Question Mark over the Army
Finally, the army’s role in all this remains highly compromised. Clearly, their collaboration with the paramilitaries means that they have a significant responsibility for many crimes, even when they did not directly perpetrate them. Furthermore, Mauricio García, the Director of CINEP, is worried about the fact that the number of human rights violations committed by the army rose at the same time that those of the paramilitaries decreased (although the number of their civilian victims has gradually fallen). What this might suggest is that the ebbing of paramilitarism requires the army to take part in human rights abuses (from threatening and torturing witnesses to committing extrajudicial executions) which were previously “outsourced” to the paramilitaries. Now, they may be occurring in house. In fact, the decline in abuses by the paramilitaries and guerrillas actually left the army as the principal abuser of human rights in Colombia between 2004 and 2007. (This might now be changing with the resurgence of the paramilitaries.) In these years, its abuses claimed 800-1500 victims a year, far more than the 100 or so for which the FARC was responsible. This high rate of crimes committed by the army only really came to light with the disclosure of the now-infamous phenomenon of the “false positives.”

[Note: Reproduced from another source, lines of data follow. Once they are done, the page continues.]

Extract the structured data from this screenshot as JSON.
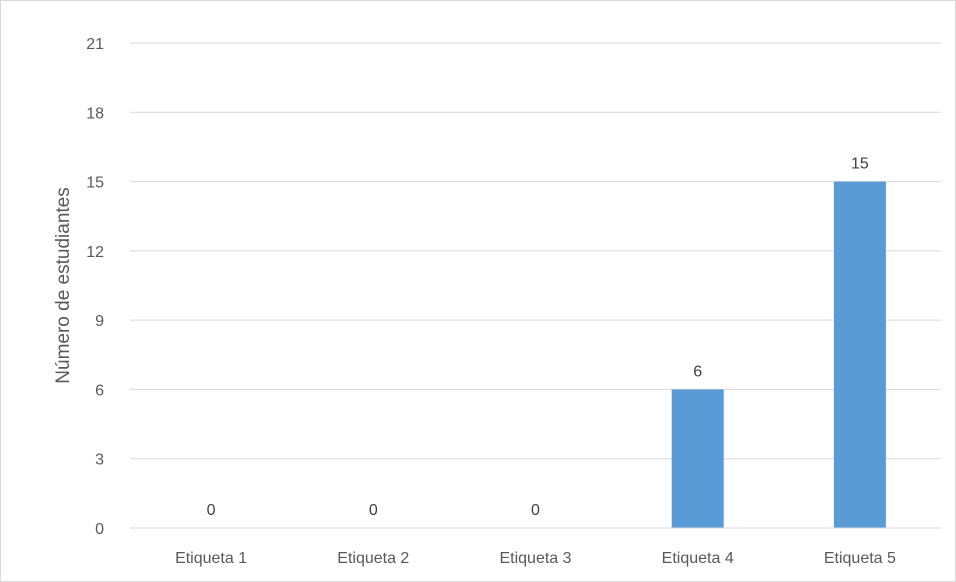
{
  "chart_data": {
    "type": "bar",
    "categories": [
      "Etiqueta 1",
      "Etiqueta 2",
      "Etiqueta 3",
      "Etiqueta 4",
      "Etiqueta 5"
    ],
    "values": [
      0,
      0,
      0,
      6,
      15
    ],
    "title": "",
    "xlabel": "",
    "ylabel": "Número de estudiantes",
    "ylim": [
      0,
      21
    ],
    "yticks": [
      0,
      3,
      6,
      9,
      12,
      15,
      18,
      21
    ],
    "grid": true,
    "legend": "none",
    "data_labels": true,
    "bar_color": "#5b9bd5"
  }
}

One of the most worrying recent developments has been the exclusion of victims (and/or their families) from the army’s criminal investigation procedures from the proposed Law of the Victims. In stark contrast to the families of people killed by the guerrillas or paramilitaries, neither the victims of the “false positive” scandal nor their loved ones are to receive any reparations. This reality justifies the opposition’s claims that in such cases “the Government cares more about the perpetrators than the victims.” What a sorry story this is for anyone who genuinely cares about justice in the country.

Conclusion
As was stated at the beginning of this article, no easy conclusion can be drawn from the statistics presented here. Different people will no doubt make up their own minds as to which aspects of the graphs are the most significant, or indeed, whether or not to trust the figures at all. These data seem to indicate that the democratic security policy was indeed successful in reducing the overall rates of human rights abuses from their very high level at the turn of the millennium. At the same time, the figures confirm the claim made by the Washington based Center for International Policy, that “this decline has only brought the intensity of fighting back to levels seen in the late 1990s, not exactly a golden age for peace and security in Colombia.” The country faces a series of scandals (the DAS “tapping” of opposition members, parapolitica, false positives, social cleansing) which all seem to undermine the governments’ claims that all is well in Colombia. Even though Uribe remains popular, there are increasing doubts over the credibility and trustworthiness of his government and whether or not the democratic security policy can bring peace to a long-suffering Colombian society.